Auditório lotado, com professores e estudantes da UFRJ usando aparelhos de tradução simultânea. Foi nesse ambiente que Peter Burke, professor da Universidade de Cambridge, palestrou na manhã da última sexta-feira (03/10), no Salão Dourado, sobre o tema “Tensões e articulações entre Comunicação e História: a mídia como um objeto histórico”. A apresentação deu início às atividades do Seminário Internacional “Comunicação e História 1808-2008”, promovido pelo Programa de Pós-graduação da Escola de Comunicação (PPGCOM), que conta com o apoio do Programa Globo Universidade.
– A intenção do evento é de propiciar um espaço interdisciplinar para discutir a relação da comunicação com a História, e desenvolver metodologias que aproximem a História da Comunicação com a História da Cultura – ressaltou Micael Herschmann, professor da Escola de Comunicação (ECO), antes do discurso do convidado internacional.
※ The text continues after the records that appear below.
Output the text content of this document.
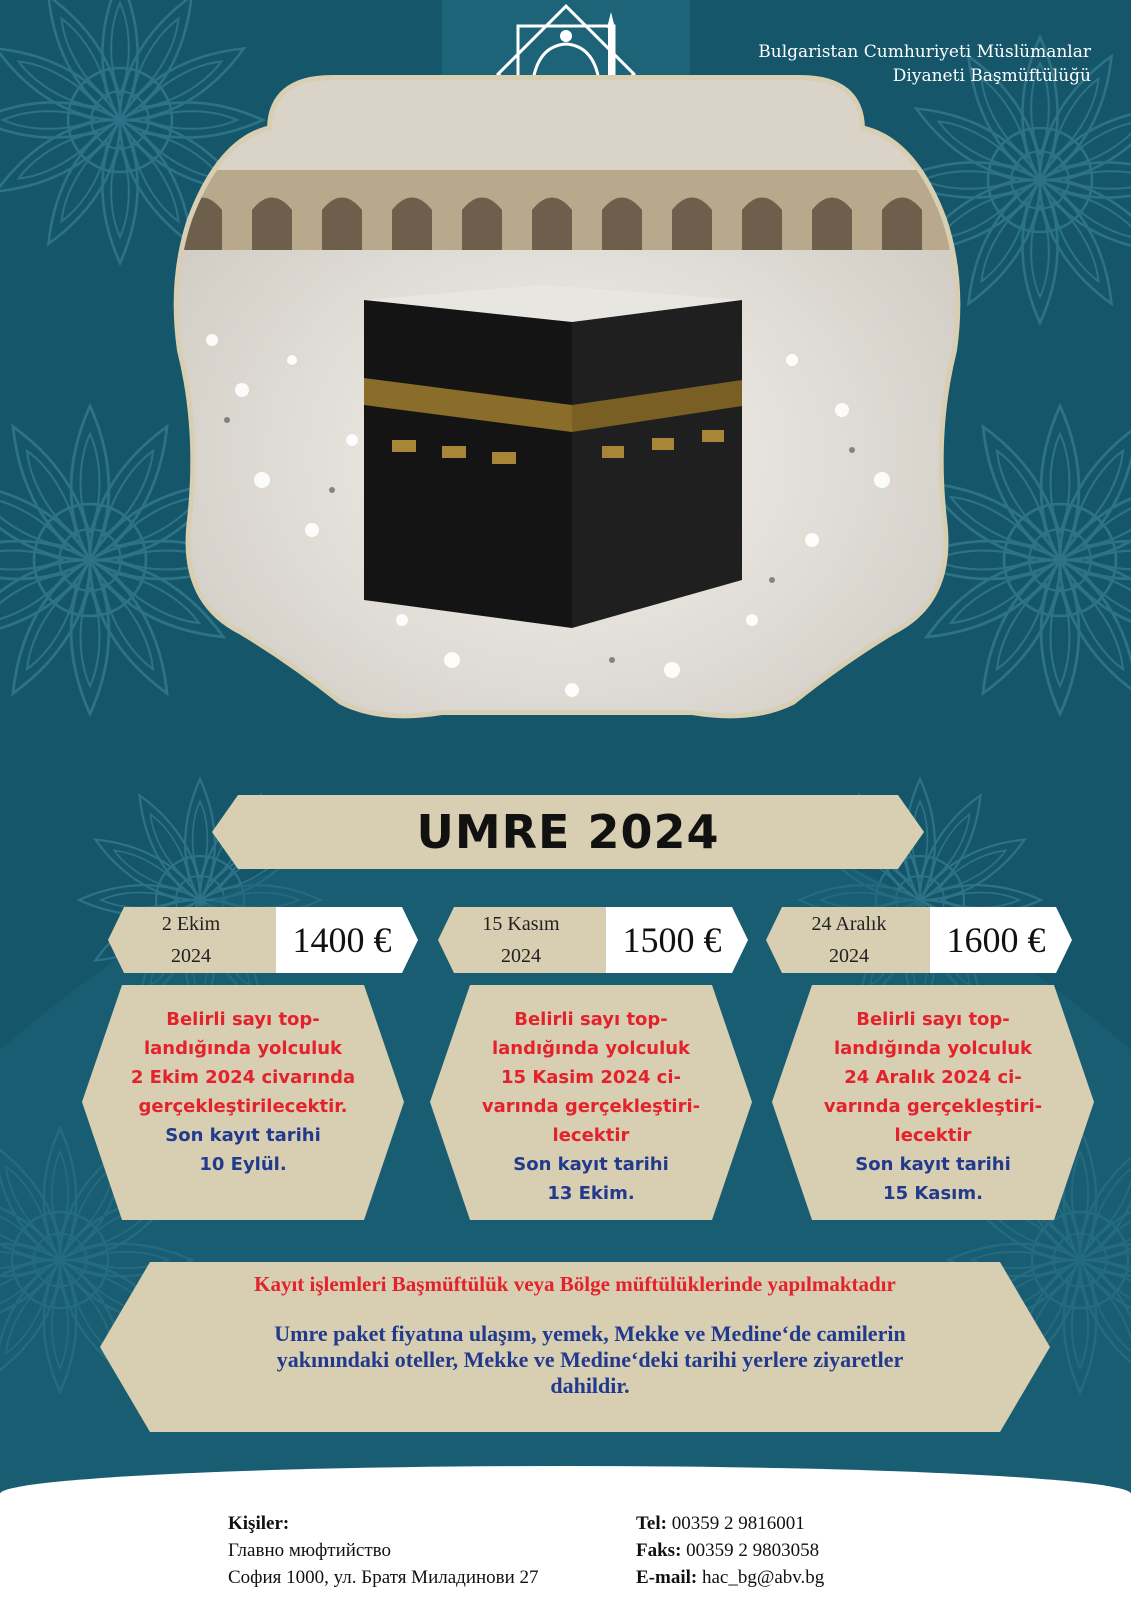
Bulgaristan Cumhuriyeti Müslümanlar
Diyaneti Başmüftülüğü
UMRE 2024
2 Ekim
2024	1400 €
Belirli sayı top-
landığında yolculuk
2 Ekim 2024 civarında
gerçekleştirilecektir.
Son kayıt tarihi
10 Eylül.
15 Kasım
2024	1500 €
Belirli sayı top-
landığında yolculuk
15 Kasim 2024 ci-
varında gerçekleştiri-
lecektir
Son kayıt tarihi
13 Ekim.
24 Aralık
2024	1600 €
Belirli sayı top-
landığında yolculuk
24 Aralık 2024 ci-
varında gerçekleştiri-
lecektir
Son kayıt tarihi
15 Kasım.
Kayıt işlemleri Başmüftülük veya Bölge müftülüklerinde yapılmaktadır
Umre paket fiyatına ulaşım, yemek, Mekke ve Medine‘de camilerin
yakınındaki oteller, Mekke ve Medine‘deki tarihi yerlere ziyaretler
dahildir.
Kişiler:
Главно мюфтийство
София 1000, ул. Братя Миладинови 27
Tel: 00359 2 9816001
Faks: 00359 2 9803058
E-mail: hac_bg@abv.bg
A outra integrante da mesa, Ana Paula Goulart Ribeiro, coordenadora do curso de Jornalismo da UFRJ, comentou um pouco sobre o trabalho de Peter Burke, além de citar grandes obras do historiador inglês, como “O que é História Cultural?”, “Fabricação do Rei: A construção da Imagem Pública de Luis XIV”, e “Uma História Social da Mídia”.
O objetivo principal da palestra foi apresentar a idéia de que as medias de comunicação não foram sendo esquecidoas ou ultrapassadas ao longo da História, mas que são coexistentes e constróem laços de interatividade entre elas. Para ilustrar isso, ele contou um caso no qual pesquisadores americanos estudaram o processo de construção das histórias da Ilíada e da Odisséia, procurando evidenciar o peso da oralidade, da tradição de se passar as estórias em diante, em suas formações.
– Esse sistema de comunicação oral, mesmo após a invenção da escrita, se manteve central em diversas instituições e grupos sociais. Por exemplo, temos a importância da recitação de histórias e passagens nas práticas do Islã. – afirmou Peter Burke. Outros exemplos citados pelo professor foram os púpetos, balcões de farmácia ou tavernas e cafés, nos quais a conversação é vital. Ao longo de 5 mil anos, a oralidade foi drasticamente modificada por três revoluções: a da escrita, a da imprensa e a elétrica.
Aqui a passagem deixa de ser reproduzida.